A good RAW image is the fundamental building block of a great photograph. It is the light the camera sensor sees with no alteration or processing. Careful attention to detail will allow you to capture all the information required to create a really great final image. I describe below my workflow from camera, through composition to correct focus and exposure:
Camera
Composition and light
Focus:
Exposure:
Take the shot, 'make' the RAW file.
RAW files often look flat, and it is hard to image a gorgeous final image emerging from such a pool of sludge. This is deliberate, they are compressing all the light information into a file of digital information and reducing the tonal range and contrast between elements of the image to ensure the full range of light is captured. The aim of processing is to extract all that information and present it in a way pleasing to the eye. A RAW image is like a film negative, if successful it captures all the light information from the scene. Processing the RAW image is like printing a negative on paper, it reveals the information contained in the image and presents it with, or without, interpretation.
Camera
- ISO: as low as possible e.g. ISO 100 or ISO 200
- aperture priority mode
- autofocus (single) or Manual focus
- a circular polarising filter for clouds and blue skies - you cannot reproduce the effect of a polariser in processing
Composition and light
- you can do what you want here but remember the 'rule of thirds', a strong foreground element will look balanced when placed 1/3 of the way between the bottom or top of the image, and 1/3 between the left and right
- the 'golden hour' after sunrise and sunset creates beautiful saturated images, but too often the sun is nowhere to be seen. Some of my best shots have occurred in the middle of the day when the sun has burst through the clouds e.g. Little Langdale, or on a dull day when an object of interest has been evenly lit by diffuse light through the clouds e.g. Stickle Tarn.
- a one to one with the great landscape photographer Derry Brabbs taught me:
- to include enough sky in the image to give context
- to give objects of interest like trees and cairns "room to breathe"'
- not to include unnecessary branches, rocks or other distractions
Focus:
- Focus, and adjust the aperture, to ensure all elements of the image are in focus (depth of field)

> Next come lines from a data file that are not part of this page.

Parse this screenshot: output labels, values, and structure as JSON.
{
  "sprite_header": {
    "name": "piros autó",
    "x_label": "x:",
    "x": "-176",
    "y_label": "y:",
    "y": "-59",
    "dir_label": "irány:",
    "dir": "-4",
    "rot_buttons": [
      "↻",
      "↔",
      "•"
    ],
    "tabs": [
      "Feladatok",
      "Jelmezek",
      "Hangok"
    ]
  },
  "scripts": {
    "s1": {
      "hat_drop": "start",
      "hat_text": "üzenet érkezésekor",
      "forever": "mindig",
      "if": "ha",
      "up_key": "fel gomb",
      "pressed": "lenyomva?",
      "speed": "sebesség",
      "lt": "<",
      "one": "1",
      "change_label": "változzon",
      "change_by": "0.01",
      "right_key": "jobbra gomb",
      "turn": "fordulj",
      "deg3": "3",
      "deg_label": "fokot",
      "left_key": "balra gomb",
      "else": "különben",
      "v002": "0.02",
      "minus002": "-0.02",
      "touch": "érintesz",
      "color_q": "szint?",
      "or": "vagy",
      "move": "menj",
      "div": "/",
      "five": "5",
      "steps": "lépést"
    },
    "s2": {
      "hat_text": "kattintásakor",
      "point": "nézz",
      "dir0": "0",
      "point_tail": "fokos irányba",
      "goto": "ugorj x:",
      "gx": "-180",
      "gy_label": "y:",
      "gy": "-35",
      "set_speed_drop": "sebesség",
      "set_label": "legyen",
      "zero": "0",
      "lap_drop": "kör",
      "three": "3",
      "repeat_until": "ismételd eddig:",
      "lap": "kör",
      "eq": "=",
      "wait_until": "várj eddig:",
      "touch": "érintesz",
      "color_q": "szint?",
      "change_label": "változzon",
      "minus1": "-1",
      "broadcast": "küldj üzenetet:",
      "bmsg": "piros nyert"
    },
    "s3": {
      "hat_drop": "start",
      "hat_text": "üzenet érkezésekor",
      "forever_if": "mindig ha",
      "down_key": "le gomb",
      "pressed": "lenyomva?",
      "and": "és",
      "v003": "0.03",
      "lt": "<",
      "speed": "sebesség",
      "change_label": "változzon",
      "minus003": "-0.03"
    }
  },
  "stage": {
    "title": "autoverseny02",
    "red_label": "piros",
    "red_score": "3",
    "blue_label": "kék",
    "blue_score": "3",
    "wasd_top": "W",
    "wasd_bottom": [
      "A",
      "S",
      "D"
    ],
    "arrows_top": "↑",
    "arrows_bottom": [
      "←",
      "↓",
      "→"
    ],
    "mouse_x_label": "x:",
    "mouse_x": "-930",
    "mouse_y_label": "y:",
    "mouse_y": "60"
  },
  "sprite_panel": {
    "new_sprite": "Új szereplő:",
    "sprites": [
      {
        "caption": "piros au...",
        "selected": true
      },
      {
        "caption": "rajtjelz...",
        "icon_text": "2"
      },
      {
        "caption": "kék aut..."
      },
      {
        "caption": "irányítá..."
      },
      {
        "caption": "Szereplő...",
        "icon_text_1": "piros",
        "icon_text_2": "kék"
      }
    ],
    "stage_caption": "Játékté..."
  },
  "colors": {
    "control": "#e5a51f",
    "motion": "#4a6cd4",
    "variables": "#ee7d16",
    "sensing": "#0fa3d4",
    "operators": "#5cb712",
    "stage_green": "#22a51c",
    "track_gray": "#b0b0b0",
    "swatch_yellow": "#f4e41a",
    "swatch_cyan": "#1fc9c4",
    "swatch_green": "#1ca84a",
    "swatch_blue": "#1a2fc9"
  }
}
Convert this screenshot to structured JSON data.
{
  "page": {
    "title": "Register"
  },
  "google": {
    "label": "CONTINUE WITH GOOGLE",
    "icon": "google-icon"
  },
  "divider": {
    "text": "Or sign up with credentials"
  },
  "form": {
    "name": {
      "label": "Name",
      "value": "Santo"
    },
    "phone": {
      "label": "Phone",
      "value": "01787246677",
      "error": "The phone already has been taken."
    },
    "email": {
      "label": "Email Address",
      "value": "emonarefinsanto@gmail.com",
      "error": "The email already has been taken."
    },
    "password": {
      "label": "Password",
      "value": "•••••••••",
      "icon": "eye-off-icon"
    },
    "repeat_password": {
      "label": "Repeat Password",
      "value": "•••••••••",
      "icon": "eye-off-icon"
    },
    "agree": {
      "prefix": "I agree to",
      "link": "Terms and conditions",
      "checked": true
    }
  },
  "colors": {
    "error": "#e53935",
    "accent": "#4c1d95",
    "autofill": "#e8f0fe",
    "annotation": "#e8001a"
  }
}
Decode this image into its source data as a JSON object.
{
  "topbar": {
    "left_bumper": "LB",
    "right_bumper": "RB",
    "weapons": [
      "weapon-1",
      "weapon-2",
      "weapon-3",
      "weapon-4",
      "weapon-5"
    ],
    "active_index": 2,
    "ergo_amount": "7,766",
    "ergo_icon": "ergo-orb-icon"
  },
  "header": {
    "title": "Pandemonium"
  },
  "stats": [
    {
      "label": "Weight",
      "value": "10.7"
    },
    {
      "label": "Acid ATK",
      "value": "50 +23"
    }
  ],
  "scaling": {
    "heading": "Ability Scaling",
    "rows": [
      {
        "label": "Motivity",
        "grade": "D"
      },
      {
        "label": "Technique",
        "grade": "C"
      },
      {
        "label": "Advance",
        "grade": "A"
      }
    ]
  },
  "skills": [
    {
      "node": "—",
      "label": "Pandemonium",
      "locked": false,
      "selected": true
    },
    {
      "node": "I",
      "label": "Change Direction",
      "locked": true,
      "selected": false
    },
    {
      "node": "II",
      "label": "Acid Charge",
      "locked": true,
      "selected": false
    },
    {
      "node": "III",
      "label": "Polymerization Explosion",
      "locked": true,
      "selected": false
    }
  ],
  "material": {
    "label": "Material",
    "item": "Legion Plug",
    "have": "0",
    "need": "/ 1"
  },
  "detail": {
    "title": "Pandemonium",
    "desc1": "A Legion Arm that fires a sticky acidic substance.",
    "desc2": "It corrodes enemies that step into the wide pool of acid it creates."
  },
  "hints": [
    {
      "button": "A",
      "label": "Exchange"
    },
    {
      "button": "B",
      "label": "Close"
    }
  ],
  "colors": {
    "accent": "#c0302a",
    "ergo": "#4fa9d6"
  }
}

- Check shutter speed to ensure the image is sharp. You can just about handhold 1/focal length of lens, 4-5 stops lower if the lens or camera body are image stabilised. Use a tripod if in doubt
Exposure:
- correct exposure is essential to ensure the full range of tones are captured in the RAW file
- look at the histogram if possible
- use exposure compensation to adjust if required
- if beyond the dynamic range of the sensor, expose for the highlights, the shadows are more forgiving in the final image
- if in doubt take several images with exposures above and below around the recommended i.e. 'bracket'
Take the shot, 'make' the RAW file.
RAW files often look flat, and it is hard to image a gorgeous final image emerging from such a pool of sludge. This is deliberate, they are compressing all the light information into a file of digital information and reducing the tonal range and contrast between elements of the image to ensure the full range of light is captured. The aim of processing is to extract all that information and present it in a way pleasing to the eye. A RAW image is like a film negative, if successful it captures all the light information from the scene. Processing the RAW image is like printing a negative on paper, it reveals the information contained in the image and presents it with, or without, interpretation.